Ramos' scoreless outing Wednesday was only his fifth appearance in the Rays' past 20 games, but it represented the team's longest relief appearance of the season.
Relievers Gomes, Ramos excited to face Padres
ST. PETERSBURG -- This weekend will be only the Rays' fifth time facing the Padres, but a couple relievers have plenty of experience with San Diego.
Lefty Cesar Ramos and right-hander Brandon Gomes were both drafted by the Padres and came up through their Minor League system before being traded to Tampa Bay in December 2010 alongside Cole Figueroa and Adam Russell for former Rays shortstop Jason Bartlett and cash.
Gomes was in the Padres organization from 2007-10 after being drafted in the 17th round of the 2007 First-Year Player Draft, but never cracked San Diego's Major League roster. Ramos, picked 35th overall by the Padres in 2005, made his big league debut with the Padres in 2009 under manager Bud Black, and came up through the system with several players on the Padres roster, including star third baseman Chase Headley, catcher Nick Hundley and outfielder Will Venable.
"It'll be fun to throw against quite a few guys," Ramos said Thursday. "We all signed together. There's a bunch of guys from the 2005 Draft. We all came up together. They're still there, so it'll be fun to see them but also to compete against them.

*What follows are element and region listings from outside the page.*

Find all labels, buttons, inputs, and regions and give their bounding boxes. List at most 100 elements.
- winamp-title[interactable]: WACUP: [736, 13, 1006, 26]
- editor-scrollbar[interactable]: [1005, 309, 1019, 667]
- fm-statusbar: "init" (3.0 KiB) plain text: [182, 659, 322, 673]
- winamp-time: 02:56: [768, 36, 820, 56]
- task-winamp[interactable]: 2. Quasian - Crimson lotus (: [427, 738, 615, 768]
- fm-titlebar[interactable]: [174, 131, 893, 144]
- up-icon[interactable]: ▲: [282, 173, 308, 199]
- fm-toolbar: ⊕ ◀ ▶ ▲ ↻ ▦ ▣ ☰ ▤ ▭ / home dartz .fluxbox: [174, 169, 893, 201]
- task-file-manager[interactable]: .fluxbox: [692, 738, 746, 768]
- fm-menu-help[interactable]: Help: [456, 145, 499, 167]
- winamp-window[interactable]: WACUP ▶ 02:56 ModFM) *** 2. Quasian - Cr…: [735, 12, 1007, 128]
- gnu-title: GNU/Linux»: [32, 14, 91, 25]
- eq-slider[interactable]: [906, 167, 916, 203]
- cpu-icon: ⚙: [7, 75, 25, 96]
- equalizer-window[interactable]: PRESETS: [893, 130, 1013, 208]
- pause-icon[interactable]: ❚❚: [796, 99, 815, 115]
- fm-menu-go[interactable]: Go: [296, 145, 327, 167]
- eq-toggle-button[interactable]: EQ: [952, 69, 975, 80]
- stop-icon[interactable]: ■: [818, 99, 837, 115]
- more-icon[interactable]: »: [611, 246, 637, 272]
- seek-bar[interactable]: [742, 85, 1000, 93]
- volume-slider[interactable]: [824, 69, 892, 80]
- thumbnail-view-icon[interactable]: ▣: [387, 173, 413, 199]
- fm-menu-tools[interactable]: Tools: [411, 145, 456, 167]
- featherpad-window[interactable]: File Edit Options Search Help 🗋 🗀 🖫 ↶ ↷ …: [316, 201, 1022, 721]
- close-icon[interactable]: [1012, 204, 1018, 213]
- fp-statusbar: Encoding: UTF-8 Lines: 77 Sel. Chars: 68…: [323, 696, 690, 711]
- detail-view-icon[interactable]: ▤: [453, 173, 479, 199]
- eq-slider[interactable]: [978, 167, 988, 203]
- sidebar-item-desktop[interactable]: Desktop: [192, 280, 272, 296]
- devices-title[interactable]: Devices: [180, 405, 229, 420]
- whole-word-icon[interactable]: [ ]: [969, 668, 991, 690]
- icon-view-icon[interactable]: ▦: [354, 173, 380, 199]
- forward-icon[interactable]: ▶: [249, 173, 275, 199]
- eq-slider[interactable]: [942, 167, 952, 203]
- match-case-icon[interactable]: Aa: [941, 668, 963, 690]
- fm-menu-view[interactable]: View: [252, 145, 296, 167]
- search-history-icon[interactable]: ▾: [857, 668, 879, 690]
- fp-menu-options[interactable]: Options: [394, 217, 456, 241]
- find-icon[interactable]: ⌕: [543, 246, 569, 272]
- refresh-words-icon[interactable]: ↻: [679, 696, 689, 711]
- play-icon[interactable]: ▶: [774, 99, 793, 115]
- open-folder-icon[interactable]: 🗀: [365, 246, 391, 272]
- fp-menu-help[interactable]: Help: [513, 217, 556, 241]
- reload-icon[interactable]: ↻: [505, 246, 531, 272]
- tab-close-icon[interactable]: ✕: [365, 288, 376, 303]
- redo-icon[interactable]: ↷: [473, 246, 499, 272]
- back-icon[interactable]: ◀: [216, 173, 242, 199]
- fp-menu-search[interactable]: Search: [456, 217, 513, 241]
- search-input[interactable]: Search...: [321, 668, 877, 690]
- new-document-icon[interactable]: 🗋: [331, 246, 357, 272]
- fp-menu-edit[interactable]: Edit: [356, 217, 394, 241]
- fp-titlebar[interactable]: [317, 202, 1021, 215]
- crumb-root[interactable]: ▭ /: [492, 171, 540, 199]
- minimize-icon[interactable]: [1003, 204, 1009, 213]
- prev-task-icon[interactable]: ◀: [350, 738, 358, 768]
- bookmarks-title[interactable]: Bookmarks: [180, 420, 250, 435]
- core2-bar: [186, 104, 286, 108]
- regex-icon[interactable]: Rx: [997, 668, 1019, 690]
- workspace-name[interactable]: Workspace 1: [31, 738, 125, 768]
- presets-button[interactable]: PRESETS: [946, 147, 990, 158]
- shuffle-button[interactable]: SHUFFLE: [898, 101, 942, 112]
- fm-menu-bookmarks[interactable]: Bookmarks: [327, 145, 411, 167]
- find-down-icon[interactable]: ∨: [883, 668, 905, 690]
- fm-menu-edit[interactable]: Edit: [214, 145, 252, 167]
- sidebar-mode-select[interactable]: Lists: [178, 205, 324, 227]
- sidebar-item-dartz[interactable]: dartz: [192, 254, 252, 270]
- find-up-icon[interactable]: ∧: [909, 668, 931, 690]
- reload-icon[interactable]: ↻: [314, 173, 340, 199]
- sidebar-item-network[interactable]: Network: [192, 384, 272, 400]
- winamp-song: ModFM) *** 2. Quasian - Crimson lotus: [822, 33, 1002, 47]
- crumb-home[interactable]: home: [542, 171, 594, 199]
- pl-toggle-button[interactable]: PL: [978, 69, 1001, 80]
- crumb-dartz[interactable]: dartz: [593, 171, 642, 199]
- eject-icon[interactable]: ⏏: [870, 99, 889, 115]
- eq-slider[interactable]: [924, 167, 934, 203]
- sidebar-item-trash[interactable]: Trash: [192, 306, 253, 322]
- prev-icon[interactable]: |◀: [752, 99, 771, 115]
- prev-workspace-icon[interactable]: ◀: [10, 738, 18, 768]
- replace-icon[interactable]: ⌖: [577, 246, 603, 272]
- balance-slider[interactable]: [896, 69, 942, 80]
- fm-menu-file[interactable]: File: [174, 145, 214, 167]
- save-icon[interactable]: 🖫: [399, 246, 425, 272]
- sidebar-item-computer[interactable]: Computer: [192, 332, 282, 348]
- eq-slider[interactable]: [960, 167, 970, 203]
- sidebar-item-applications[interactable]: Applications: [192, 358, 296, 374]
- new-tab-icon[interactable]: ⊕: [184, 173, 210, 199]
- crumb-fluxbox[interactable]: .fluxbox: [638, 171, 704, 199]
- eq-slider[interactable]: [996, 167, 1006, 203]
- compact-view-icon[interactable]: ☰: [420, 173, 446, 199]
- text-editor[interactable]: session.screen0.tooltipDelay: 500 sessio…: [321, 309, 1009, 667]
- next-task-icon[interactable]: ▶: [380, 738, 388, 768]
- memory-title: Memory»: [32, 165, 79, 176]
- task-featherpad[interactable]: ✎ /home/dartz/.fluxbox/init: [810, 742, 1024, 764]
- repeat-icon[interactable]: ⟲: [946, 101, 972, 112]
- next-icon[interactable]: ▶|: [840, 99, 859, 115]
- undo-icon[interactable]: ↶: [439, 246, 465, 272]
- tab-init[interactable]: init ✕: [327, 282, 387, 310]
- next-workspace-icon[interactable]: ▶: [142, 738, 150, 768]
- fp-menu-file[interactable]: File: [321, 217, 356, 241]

"I played every year with Headley, Venable, Hundley. I threw to Hundley all the way up. It'll be fun, especially seeing Headley, like the player he's become now. Jeez. It's pretty cool to see him. I saw him struggle and do really well, then now, last year -- MVP-type year. It's pretty cool. Just good to see them again."
The trade that brought Ramos and Gomes to Tampa Bay has certainly worked out in the Rays' favor. The Padres released Bartlett last August after a mostly unproductive season and a half, Figueroa impressed the Rays this spring and Ramos and Gomes have turned into reliable Major League relievers. But Ramos didn't want to speculate whether his career has been better in Tampa Bay than it would have been in San Diego.
"Baseball's funny. You just never know. But I'm happy here," Ramos said. "I'm here and doing everything I can to help the team just like I was doing there."
• On Thursday afternoon, Major League Baseball overturned a scoring decision from David Price's last start, Sunday in Colorado. That move took away five earned runs from Price's line, which cut his season ERA from 6.25 to 5.24. Colorado's Michael Cuddyer was previously credited with an infield single, but the play was changed to an error on shortstop Ben Zobrist. Price lowered his ERA to 4.78 in Thursday's 5-4 win over Toronto after allowing two earned runs in eight innings.
• James Loney took over the top spot as the American League's leading hitter after Wednesday night's action. He finally crossed the qualifying minimum of 3.1 plate appearances per game. Despite three walks in Thursday's win, Loney went 0-for-1 to drop to .381, one point behind Detroit's Miguel Cabrera. In 20 games before Thursday, Loney hit .485 with one home run and 13 RBIs.
• Matt Moore pitched five innings Wednesday night, extending the Rays' streak to 33 games in which their starter pitched at least five innings. In doing so, the Rays became one of just three teams since records are first available (1916) to have their starters go five-plus innings in each of their first 33 games.